A Generic Edge-Empowered Graph Convolutional Network via Node-Edge Mutual Enhancement

Publication Date: 4/24/2020

Event: The Web Conference 2020 (WWW 2020)

Reference: pp. 2144-2154, 2020

Authors: Pengyang Wang, NEC Laboratories America, Inc.; University of Central Florida; Jiaping Gui, NEC Laboratories America, Inc.; Zhengzhang Chen, NEC Laboratories America, Inc.; Junghwan Rhee, NEC Laboratories America, Inc.; Haifeng Chen, NEC Laboratories America, Inc.; Yanjie Fu, University of Central Florida

Abstract: Graph Convolutional Networks (GCNs) have shown to be a powerful tool for analyzing graph-structured data. Most of previous GCN methods focus on learning a good node representation by aggregating the representations of neighboring nodes, whereas largely ignoring the edge information.
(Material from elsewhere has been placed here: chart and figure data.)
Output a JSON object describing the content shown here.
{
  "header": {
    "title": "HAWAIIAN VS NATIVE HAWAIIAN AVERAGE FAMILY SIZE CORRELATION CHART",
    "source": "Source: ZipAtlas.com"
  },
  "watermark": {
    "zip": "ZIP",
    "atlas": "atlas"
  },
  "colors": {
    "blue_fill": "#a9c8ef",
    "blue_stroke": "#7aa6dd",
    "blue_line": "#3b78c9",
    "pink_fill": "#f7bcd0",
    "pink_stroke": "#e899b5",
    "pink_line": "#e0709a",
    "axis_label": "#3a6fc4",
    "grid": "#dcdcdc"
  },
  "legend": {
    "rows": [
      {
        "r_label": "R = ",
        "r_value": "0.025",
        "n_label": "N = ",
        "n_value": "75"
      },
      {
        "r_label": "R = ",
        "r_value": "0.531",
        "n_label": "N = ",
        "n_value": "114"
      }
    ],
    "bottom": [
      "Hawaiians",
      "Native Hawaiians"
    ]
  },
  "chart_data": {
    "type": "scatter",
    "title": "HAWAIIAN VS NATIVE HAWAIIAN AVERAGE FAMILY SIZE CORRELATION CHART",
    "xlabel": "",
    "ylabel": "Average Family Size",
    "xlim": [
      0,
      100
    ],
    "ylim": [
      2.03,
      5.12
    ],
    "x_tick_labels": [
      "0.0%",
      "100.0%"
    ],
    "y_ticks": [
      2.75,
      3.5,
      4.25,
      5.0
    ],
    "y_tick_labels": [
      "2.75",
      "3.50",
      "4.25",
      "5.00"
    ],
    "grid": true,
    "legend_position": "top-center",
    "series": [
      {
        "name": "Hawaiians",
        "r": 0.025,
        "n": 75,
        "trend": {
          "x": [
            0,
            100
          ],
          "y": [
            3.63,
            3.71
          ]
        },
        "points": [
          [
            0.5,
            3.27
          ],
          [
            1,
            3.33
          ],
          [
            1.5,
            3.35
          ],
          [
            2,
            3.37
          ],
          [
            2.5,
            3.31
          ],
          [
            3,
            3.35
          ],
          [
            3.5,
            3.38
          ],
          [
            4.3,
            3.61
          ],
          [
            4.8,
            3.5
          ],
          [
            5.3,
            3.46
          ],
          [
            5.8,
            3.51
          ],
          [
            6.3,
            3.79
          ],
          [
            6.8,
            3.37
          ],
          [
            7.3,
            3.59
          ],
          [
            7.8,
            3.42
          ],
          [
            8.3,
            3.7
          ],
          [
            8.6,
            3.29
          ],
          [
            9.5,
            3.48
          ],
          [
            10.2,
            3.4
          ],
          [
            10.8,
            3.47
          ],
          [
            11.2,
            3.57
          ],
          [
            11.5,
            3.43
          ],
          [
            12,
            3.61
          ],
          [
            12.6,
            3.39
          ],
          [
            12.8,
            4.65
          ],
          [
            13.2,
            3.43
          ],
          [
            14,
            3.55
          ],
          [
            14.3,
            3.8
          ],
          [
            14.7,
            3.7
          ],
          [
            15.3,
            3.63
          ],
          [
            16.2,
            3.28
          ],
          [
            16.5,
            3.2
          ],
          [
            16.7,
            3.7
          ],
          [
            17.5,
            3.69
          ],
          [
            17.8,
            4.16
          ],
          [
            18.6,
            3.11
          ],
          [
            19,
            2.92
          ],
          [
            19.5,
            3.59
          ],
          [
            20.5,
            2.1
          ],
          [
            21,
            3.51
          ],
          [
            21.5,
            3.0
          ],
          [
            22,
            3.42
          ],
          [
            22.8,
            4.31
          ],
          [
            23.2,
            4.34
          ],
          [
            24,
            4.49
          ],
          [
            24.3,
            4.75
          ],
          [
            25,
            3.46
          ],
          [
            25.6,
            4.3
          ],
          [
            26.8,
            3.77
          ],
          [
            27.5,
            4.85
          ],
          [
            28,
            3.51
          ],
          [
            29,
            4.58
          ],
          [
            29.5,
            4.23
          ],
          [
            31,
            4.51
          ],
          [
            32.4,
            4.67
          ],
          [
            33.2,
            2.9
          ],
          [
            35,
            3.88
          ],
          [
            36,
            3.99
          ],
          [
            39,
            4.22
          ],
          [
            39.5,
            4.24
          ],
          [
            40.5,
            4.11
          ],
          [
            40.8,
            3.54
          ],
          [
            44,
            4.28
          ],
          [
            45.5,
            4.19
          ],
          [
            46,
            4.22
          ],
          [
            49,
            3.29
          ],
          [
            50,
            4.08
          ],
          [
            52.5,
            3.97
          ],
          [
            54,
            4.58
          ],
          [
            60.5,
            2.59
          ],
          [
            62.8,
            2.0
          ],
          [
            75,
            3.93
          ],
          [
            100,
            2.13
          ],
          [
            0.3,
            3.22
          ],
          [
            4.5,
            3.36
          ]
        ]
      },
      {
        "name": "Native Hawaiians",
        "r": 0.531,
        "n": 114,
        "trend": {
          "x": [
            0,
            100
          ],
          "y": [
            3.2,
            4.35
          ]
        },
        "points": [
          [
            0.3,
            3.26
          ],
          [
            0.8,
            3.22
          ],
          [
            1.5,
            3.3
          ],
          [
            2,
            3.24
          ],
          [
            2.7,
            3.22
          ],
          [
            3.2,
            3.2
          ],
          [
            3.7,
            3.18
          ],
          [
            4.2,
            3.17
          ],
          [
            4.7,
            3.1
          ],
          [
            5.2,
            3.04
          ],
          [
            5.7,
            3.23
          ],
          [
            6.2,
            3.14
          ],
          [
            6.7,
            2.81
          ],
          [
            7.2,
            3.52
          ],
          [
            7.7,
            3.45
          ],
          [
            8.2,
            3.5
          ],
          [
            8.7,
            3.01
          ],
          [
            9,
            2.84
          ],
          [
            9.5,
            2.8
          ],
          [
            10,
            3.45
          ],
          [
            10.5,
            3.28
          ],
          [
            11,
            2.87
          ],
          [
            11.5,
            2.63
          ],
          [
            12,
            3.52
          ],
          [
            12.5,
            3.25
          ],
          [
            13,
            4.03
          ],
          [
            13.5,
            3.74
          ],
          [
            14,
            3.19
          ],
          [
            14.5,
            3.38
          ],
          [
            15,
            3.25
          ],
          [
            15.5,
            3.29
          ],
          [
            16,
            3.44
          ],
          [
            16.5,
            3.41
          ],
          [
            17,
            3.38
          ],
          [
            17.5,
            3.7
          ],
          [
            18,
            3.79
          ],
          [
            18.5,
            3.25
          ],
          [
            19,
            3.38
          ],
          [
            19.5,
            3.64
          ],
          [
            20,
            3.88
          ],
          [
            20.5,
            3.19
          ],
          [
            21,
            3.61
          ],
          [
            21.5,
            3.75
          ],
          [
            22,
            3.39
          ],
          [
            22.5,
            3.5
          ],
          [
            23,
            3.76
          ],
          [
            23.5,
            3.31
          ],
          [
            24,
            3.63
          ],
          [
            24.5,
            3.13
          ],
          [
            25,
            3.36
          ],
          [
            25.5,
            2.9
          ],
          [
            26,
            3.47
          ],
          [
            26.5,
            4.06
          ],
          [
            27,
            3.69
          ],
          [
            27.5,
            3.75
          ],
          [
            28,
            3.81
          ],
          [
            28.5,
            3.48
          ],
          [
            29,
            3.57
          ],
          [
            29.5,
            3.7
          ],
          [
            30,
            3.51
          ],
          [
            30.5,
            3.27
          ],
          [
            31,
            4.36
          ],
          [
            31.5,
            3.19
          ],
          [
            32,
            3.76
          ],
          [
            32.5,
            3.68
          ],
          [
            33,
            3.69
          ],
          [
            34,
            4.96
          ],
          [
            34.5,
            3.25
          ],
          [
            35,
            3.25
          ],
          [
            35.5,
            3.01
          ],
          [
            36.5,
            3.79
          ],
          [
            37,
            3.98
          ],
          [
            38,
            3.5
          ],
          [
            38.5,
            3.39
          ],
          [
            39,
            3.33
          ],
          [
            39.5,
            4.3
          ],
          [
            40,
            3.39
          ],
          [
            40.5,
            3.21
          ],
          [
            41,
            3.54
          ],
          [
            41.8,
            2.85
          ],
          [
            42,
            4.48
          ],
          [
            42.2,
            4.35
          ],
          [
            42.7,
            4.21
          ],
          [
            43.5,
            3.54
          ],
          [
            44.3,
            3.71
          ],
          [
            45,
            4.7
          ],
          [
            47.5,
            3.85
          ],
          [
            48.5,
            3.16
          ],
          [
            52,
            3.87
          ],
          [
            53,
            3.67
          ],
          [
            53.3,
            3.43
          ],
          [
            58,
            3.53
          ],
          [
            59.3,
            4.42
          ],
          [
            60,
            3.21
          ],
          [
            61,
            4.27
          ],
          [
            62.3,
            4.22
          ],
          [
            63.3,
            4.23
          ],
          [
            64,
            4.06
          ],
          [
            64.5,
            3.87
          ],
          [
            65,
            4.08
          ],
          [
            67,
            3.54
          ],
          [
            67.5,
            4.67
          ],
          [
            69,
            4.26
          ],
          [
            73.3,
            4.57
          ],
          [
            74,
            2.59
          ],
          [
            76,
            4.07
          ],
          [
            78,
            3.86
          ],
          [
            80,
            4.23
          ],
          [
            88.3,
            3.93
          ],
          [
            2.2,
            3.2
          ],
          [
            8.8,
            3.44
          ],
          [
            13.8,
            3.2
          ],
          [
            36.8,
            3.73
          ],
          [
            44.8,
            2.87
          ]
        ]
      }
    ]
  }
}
Although few recent methods have been proposed to integrate edge attributes into GCNs to initialize edge embeddings, these methods do not work when edge attributes are (partially) unavailable. Can we develop a generic edge-empowered framework to exploit node-edge enhancement, regardless of the availability of edge attributes? In this paper, we propose a novel framework EE-GCN that achieves node-edge enhancement. In particular, the framework EE-GCN includes three key components: (i) Initialization: this step is to initialize the embeddings of both nodes and edges. Unlike node embedding initialization, we propose a line graph-based method to initialize the embedding of edges regardless of edge attributes. (ii) Feature space alignment: we propose a translation-based mapping method to align edge embedding with node embedding space, and the objective function is penalized by a translation loss when both spaces are not aligned. (iii) Node-edge mutually enhanced updating: node embedding is updated by aggregating embedding of neighboring nodes and associated edges, while edge embedding is updated by the embedding of associated nodes and itself. Through the above improvements, our framework provides a generic strategy for all of the spatial-based GCNs to allow edges to participate in embedding computation and exploit node-edge mutual enhancement. Finally, we present extensive experimental results to validate the improved performances of our method in terms of node classification, link prediction, and graph classification.